So you’d probably figure that by now I’m a happy-go-lucky hippie chick, walking my path with laughter and grace.

And it’s true – most of the time.

But a devotion to nurturing your spirit doesn’t mean that you’re no longer a human being, struggling with life’s challenges.

The proverbial “stuff” still hits the fan.

I still have those days where I don’t want to get out of bed. I cry. I feel defeated by some failure or problem in my life. I get PMS and my hormones go on an emotional rampage. I feel envy and anger and all those human emotions that crop up when things aren’t going my way.

I definitely have times when I don’t feel like meditating.

But I do it anyway.

Because what my daily practice gives me is the gift of perspective.

It helps me to cultivate a sense of inner relaxation that has become my default.

When you nurture yourself lovingly, on a regular basis, you craft an inner balance that sustains you even when everything around you is falling apart.
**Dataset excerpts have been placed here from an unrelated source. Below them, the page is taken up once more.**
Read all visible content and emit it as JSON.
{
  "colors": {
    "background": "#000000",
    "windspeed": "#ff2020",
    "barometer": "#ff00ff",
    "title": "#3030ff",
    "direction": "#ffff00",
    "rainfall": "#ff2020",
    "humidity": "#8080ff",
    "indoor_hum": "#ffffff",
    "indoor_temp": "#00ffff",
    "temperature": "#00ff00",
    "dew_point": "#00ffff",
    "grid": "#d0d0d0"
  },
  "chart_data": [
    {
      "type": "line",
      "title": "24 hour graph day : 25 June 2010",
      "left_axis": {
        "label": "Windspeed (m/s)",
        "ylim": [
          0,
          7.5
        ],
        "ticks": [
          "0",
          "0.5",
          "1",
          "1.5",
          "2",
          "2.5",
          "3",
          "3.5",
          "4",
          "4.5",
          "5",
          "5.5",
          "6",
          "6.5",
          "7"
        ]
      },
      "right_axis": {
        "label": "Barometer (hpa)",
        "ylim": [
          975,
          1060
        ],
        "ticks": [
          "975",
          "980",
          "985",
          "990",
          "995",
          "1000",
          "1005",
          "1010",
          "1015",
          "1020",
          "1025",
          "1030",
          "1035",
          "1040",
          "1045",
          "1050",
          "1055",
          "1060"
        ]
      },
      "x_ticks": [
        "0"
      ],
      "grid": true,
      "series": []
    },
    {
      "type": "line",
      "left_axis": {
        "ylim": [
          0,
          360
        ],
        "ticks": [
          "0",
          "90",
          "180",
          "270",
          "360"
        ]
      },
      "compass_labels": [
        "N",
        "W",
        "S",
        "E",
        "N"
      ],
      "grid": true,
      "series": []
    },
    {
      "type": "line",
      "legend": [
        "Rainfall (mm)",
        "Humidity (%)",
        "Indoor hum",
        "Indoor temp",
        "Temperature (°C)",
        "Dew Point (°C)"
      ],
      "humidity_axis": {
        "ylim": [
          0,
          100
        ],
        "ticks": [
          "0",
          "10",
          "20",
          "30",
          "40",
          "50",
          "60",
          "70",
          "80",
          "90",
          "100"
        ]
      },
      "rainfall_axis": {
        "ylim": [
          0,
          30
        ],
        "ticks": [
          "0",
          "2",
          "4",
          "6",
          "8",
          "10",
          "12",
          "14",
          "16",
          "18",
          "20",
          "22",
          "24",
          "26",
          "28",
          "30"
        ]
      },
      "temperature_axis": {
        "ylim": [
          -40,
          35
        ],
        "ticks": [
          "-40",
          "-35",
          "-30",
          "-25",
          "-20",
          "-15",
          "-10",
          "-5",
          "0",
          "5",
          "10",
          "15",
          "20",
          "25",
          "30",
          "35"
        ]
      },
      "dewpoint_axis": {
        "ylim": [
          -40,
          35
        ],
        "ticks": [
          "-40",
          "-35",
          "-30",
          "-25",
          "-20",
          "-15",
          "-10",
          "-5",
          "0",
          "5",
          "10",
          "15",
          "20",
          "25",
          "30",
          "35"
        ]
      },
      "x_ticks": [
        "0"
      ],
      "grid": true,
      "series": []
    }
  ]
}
Your deep connection to your inner source helps you to walk with grace and forgiveness.

Then, when you have those days (or weeks) when you feel like you just can’t take any more, you become aware.

You’re aware that these feelings aren’t the whole picture. You have a bigger perspective, one in which that observer part of you chimes in and reassures you. You understand that right now you feel like crap – but that won’t always be the case.

With dedicated regular practice, you can lean on your strong connection to spirit when you need it most.

It’s a work in progress.

I heard a clip from an interview with the Dalai Lama where a guy was asking him what to do when meditation is just too hard. The man said that he’s been meditating for a while but sometimes it still feels like a huge struggle. The Dalai Lama laughed and said “me too!”

Here’s a renowned spiritual leader who has probably been meditating since he could sit up – and yet he, too, has days where his practice is a challenge.

I don’t know about you, but I take great comfort from his response.

Sure, daily practice doesn’t always come easy, but just laugh, and keep going. Don’t put so much pressure on the practice – or yourself.

Slowly, deliberately, nurture yourself daily with time to get quiet and go deep within. Make it a habit. Keep practicing.

Before you know it, your inner default mode will have shifted to one of greater peace, calm, and acceptance. When that nasty stuff hits the fan, you’ll be able to deal with it. Maybe not with joy, but certainly with more grace and less freaking out.

Take it from me, your happy hippie friend. Daily spiritual practice is a work in progress – but it’s well worth the effort.